I built the docker container using these instructions: https://phoenixnap.com/kb/how-to-commit-changes-to-docker-image

sudo docker pull python:3.11.1 # 3.11 is tested in multiqc continuous integration.
sudo docker images # used to find the IMAGE ID
sudo docker run -it 2a887161de9a bin/bash
# modified the container by installing my branch of multiqc
pip install git+https://github.com/taylorreiter/MultiQC@ter/add-sourmash-gather
# confirm install
which multiqc
multiqc --version
# exit from the container
exit
# display a list of launched containers
sudo docker ps -a
# commit changes to the image (the first hash is the CONTAINER_ID)
sudo docker commit fc841af9207c 20221209-multiqc-sourmash
# verify that the container is available locally
sudo docker images

Image shared on docker hub using the following instructions: https://docs.docker.com/get-started/04_sharing_app/

Available here: https://hub.docker.com/repository/docker/taylorreiter/20221209-multiqc-sourmash

taylorreiter commented 1 year ago

called in nextflow module using (untested):

container "${ workflow.containerEngine == 'docker' ? 'taylorreiter/20221209-multiqc-sourmash:b8ea142':
        '' }"
elizabethmcd commented 1 year ago

small comment as I think you'll do this anyway - put the dockerfile for this and the documentation described above in the workflow repo itself as well

taylorreiter commented 1 year ago

i don't have a docker file, there is no docker file output by this approach.
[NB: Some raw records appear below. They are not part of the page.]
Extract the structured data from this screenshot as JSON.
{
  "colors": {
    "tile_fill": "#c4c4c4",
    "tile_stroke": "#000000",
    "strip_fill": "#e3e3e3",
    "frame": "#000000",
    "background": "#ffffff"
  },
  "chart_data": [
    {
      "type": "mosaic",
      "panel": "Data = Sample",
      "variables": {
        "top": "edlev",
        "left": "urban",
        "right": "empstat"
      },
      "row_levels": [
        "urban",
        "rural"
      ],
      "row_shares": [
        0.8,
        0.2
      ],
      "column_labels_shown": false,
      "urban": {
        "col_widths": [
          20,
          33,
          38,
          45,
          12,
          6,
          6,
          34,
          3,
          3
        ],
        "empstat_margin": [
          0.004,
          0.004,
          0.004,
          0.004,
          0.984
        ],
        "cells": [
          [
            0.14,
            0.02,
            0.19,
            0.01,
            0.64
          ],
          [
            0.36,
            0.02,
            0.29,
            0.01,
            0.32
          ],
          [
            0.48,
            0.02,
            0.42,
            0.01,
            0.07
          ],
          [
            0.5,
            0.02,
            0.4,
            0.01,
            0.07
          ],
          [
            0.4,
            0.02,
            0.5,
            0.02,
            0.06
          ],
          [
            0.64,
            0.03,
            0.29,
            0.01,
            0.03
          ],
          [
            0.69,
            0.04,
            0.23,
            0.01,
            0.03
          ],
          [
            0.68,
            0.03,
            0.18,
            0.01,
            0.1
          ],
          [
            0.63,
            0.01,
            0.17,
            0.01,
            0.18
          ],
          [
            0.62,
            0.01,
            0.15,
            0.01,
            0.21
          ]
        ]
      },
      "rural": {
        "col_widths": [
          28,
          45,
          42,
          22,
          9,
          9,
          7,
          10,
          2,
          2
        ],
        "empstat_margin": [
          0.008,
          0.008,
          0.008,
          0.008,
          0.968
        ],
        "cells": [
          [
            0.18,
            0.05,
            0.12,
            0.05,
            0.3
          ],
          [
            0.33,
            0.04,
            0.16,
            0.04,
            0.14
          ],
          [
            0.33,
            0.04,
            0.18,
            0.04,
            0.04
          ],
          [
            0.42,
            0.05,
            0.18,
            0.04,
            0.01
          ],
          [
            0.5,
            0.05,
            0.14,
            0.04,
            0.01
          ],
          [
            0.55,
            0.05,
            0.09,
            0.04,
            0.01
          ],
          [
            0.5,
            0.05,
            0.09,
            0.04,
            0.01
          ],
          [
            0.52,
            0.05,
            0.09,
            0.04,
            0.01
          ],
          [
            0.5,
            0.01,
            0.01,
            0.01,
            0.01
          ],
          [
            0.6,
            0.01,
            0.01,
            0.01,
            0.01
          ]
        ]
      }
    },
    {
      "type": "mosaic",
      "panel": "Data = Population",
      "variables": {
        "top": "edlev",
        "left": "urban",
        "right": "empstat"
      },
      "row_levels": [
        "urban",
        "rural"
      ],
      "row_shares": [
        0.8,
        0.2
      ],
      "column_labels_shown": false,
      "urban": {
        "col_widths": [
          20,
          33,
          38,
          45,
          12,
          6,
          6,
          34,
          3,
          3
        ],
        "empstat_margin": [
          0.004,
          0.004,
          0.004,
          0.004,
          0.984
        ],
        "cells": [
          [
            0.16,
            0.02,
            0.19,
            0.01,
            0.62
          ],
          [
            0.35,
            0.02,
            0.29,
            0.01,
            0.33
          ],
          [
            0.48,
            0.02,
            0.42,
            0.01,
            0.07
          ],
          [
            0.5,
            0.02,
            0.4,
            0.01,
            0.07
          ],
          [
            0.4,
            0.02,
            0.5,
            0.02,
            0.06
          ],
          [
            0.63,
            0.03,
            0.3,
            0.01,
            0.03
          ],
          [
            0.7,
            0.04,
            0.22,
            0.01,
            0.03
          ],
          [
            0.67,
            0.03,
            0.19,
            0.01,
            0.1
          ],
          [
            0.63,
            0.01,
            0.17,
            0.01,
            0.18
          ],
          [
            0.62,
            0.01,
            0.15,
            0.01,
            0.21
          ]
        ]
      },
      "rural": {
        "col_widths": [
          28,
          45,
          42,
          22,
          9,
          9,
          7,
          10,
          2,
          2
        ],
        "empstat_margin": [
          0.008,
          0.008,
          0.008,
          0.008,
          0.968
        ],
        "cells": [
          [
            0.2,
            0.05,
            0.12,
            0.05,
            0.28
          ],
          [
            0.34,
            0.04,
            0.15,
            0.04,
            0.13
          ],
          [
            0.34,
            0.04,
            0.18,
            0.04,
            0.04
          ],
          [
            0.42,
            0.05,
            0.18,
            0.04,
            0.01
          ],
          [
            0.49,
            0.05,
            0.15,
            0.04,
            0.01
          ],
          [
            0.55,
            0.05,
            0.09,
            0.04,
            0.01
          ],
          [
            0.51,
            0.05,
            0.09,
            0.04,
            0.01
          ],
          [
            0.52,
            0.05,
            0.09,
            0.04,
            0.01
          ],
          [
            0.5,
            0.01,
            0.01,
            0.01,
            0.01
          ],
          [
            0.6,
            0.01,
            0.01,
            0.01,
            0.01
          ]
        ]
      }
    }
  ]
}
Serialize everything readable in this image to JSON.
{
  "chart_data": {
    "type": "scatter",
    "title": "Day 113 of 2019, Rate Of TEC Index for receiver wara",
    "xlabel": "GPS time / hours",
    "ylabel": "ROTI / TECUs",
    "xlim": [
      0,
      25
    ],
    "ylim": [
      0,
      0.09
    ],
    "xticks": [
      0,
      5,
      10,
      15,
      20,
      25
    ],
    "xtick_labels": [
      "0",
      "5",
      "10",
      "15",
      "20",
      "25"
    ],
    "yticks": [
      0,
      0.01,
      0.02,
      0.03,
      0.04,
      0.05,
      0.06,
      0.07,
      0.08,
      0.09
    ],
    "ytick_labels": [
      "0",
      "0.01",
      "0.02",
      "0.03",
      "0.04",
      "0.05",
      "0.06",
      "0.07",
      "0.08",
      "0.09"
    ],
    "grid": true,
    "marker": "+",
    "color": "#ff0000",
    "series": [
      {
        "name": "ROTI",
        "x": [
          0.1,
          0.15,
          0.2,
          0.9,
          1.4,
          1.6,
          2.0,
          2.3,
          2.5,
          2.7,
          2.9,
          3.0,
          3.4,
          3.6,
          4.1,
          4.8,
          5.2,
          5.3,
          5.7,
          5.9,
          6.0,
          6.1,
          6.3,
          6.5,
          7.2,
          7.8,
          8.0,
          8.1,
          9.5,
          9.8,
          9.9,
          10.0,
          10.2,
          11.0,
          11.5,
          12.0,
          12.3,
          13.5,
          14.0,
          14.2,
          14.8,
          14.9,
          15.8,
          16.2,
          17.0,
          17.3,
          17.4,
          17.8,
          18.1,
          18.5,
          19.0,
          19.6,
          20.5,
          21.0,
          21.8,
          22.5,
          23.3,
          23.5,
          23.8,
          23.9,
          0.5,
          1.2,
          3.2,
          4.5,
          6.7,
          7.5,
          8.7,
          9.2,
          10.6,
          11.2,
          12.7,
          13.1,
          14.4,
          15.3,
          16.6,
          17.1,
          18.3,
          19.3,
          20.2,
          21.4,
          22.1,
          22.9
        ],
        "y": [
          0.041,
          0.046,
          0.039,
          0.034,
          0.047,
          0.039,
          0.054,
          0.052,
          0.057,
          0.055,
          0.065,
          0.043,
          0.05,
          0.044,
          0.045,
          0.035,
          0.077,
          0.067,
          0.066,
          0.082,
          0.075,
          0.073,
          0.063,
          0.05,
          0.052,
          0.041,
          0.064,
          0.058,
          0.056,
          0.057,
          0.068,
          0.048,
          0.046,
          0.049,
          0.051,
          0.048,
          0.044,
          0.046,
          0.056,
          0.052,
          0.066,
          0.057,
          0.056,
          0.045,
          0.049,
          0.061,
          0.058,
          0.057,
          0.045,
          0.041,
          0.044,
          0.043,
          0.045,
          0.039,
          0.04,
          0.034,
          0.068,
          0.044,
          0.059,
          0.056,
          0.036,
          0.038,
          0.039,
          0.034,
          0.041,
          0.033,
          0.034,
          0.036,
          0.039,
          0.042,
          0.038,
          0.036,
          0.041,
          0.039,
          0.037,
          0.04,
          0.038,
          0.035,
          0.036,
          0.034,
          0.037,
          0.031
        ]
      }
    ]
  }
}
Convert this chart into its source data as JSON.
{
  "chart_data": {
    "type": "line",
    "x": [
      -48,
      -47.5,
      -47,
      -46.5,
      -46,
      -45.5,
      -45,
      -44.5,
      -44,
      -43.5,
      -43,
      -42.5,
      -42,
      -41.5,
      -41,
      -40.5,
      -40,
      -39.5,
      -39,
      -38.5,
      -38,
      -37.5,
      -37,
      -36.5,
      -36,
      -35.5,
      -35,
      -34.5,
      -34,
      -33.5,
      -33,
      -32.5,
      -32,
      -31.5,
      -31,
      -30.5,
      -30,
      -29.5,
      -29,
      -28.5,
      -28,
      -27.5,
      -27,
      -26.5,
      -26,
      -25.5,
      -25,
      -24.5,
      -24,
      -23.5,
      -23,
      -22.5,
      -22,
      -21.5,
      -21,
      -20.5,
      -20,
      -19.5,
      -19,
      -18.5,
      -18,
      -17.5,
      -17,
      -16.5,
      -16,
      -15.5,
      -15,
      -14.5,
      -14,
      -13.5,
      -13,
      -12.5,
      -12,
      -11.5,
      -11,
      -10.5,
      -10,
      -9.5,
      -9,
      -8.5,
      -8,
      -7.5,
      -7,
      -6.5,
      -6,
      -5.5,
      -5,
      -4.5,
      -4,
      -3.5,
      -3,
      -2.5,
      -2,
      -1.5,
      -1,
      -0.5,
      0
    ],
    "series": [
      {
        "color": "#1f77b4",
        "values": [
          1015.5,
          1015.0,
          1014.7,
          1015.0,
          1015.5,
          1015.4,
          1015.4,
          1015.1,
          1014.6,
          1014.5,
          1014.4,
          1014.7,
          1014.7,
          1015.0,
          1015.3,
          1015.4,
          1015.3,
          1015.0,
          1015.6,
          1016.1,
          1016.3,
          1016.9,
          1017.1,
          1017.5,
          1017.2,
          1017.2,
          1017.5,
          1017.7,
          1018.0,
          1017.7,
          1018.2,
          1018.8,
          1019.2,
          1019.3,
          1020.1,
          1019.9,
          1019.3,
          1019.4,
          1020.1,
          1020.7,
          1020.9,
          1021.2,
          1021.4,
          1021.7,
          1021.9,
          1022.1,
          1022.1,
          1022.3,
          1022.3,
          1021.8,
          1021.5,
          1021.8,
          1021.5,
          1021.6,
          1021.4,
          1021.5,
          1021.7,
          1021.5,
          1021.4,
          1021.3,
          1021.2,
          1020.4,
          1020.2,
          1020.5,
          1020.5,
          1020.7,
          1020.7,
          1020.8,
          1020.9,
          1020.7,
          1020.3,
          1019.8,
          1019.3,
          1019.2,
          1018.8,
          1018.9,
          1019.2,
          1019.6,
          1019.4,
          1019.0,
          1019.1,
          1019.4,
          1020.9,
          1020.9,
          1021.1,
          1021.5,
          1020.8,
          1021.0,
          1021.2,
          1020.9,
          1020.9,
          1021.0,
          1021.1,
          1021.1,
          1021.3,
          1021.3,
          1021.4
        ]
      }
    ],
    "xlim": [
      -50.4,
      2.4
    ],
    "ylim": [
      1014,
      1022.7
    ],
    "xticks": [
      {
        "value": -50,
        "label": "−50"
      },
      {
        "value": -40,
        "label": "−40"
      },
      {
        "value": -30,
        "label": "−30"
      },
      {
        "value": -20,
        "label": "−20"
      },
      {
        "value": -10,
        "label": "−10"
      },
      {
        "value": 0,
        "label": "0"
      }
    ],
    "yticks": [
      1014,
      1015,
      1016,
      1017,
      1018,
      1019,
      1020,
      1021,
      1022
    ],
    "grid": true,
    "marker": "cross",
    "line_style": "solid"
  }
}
elizabethmcd commented 1 year ago

ah ok I think I haven't come upon this approach before where you commit changes to an existing docker image - so this is doing all of this without creating a Dockerfile like when you create a docker image from scratch? this is nifty

taylorreiter commented 1 year ago

courtesy of @austinhpatton! currently failing CI because of platform things, but i'll fix it soon :)

taylorreiter commented 1 year ago

Documenting docker installation on linux ubuntu to fix the platform issue (followed these instructions https://docs.docker.com/engine/install/ubuntu/):

prep for docker install:

sudo apt-get update
sudo apt-get install \
    ca-certificates \
    curl \
    gnupg \
    lsb-release
sudo mkdir -p /etc/apt/keyrings
curl -fsSL https://download.docker.com/linux/ubuntu/gpg | sudo gpg --dearmor -o /etc/apt/keyrings/docker.gpg
echo \
  "deb [arch=$(dpkg --print-architecture) signed-by=/etc/apt/keyrings/docker.gpg] https://download.docker.com/linux/ubuntu \
  $(lsb_release -cs) stable" | sudo tee /etc/apt/sources.list.d/docker.list > /dev/null

Install the docker engine

sudo apt-get update
sudo apt-get install docker-ce docker-ce-cli containerd.io docker-compose-plugin
sudo docker run hello-world

Allow login

sudo chmod 666 /var/run/docker.sock
mertcelebi commented 1 year ago

Just dropping a note here, in the future, we should include Dockerfiles for Docker images we're sharing, so others can easily replicate + extend as needed.

This shouldn't be a big issue, because presumably there will be a more formal docker image for multqc-sourmash, is that the right assumption @taylorreiter ?

taylorreiter commented 1 year ago

yes! once the sourmash PRs are merged into multiqc, we'll use the conda/biocontainer/quay.io image for multiqc.